We don’t want New Hampshire to become New Jersey
Travis advocates for tight land-use restrictions because he believes they’ll prevent dense development and spare his town from ugly suburban sprawl. Ironically, New Jersey tried a similar top-down preservation approach starting in the 1960s through its “Green Acres” program, aggressively purchasing farmers’ development rights to lock in open space. At the time, many landowners took the payouts, but later realized they might have profited more by allowing new housing. The result is a patchwork of farmland abutting strip malls and sprawling, cookie-cutter suburbs—offering little of the “gentle density” many communities actually want. New Hampshire can learn from this cautionary tale, ensuring that any effort to protect rural character doesn’t simply freeze land in place or push development farther away.
Market mechanisms where they work best
There are contexts where applying a property-rights scheme—like tradable licenses—can work beautifully. For instance, wildlife management or private roads can benefit from clearer property allocation. Some areas already adopt a form of market-based approach to controlling fishing or hunting (permit systems). Out West, there are the concepts of mining rights and water rights, which can be bought or sold. But it doesn’t mean all of society needs to be carved into micro-easements. Taken to the logical extreme, this system could mean issuing easements for new neighbors to operate lawn mowers or air conditioners. For daily life in small towns—where folks simply want an accessory dwelling or a modest subdivision—there’s no reason to replace well-worn practices: neighborly negotiation and tolerance for minor inconveniences, all with minimal but coherent land-use rules.
Conclusion

Travis Corcoran’s proposal is worth reading for its philosophical rigor and inventive approach to land-use reform.

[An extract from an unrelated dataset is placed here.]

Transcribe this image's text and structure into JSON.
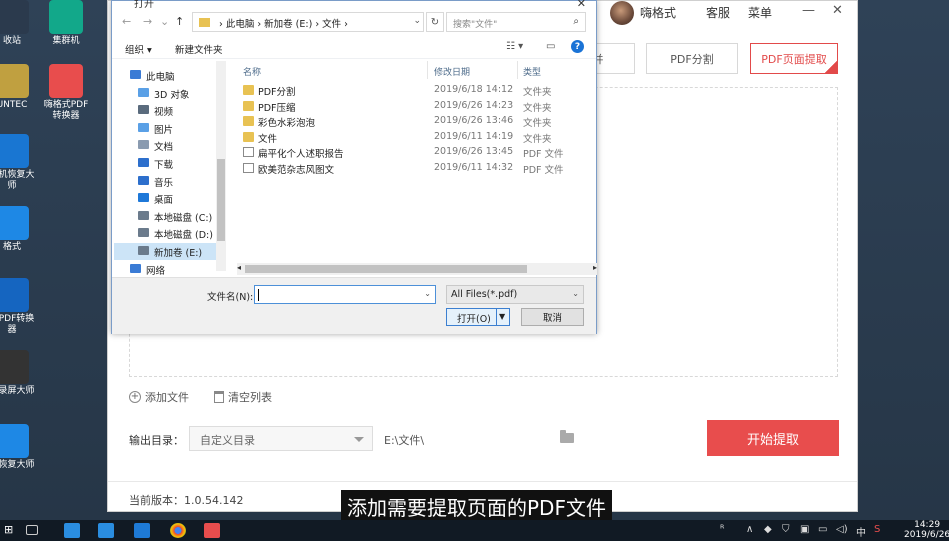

He correctly identifies that property rights are more nuanced than “my land, my rules.” I appreciate that he wants a Pareto-efficient outcome where nobody is left worse off. But turning every zoning rule into a tradable easement threatens to bog down small-scale projects in complicated buyouts, while also risking inflated or extortionate holdouts. It might freeze us into a de facto “status quo” more effectively than current zoning does.
If you’re like me—someone who cherishes (ha!) both New Hampshire’s independence and the prospect of building homes for the next generation—you want clarity, fairness, and a light touch of regulation that fosters (rather than forbids) gentle density. Traditional neighborhoods are evidence that living close together can be a joy, not a nuisance. We should keep nuisance in check, yes—but let it remain in the domain of direct neighborly negotiations or, if truly severe, the courts. Blanket mandates, whether in progressive-era zoning codes or in complex sets of micro-easements, rarely foster the vibrant, flexible communities I grew up in and hope to see flourish.
My stance: keep it simple. Expand permitted density; let people use their land in peaceful ways. Where real conflicts arise, rely on existing frameworks, modest rules, or case-by-case adjudication. And if someone really wants total control of their surroundings, they can buy a big farm out in the boonies (that word originates in New Hampshire) and enjoy an old New Hampshire tradition—living quietly on his own property, live free and let live. That, in its own way, is a deeply New Hampshire way to handle “nuisance.”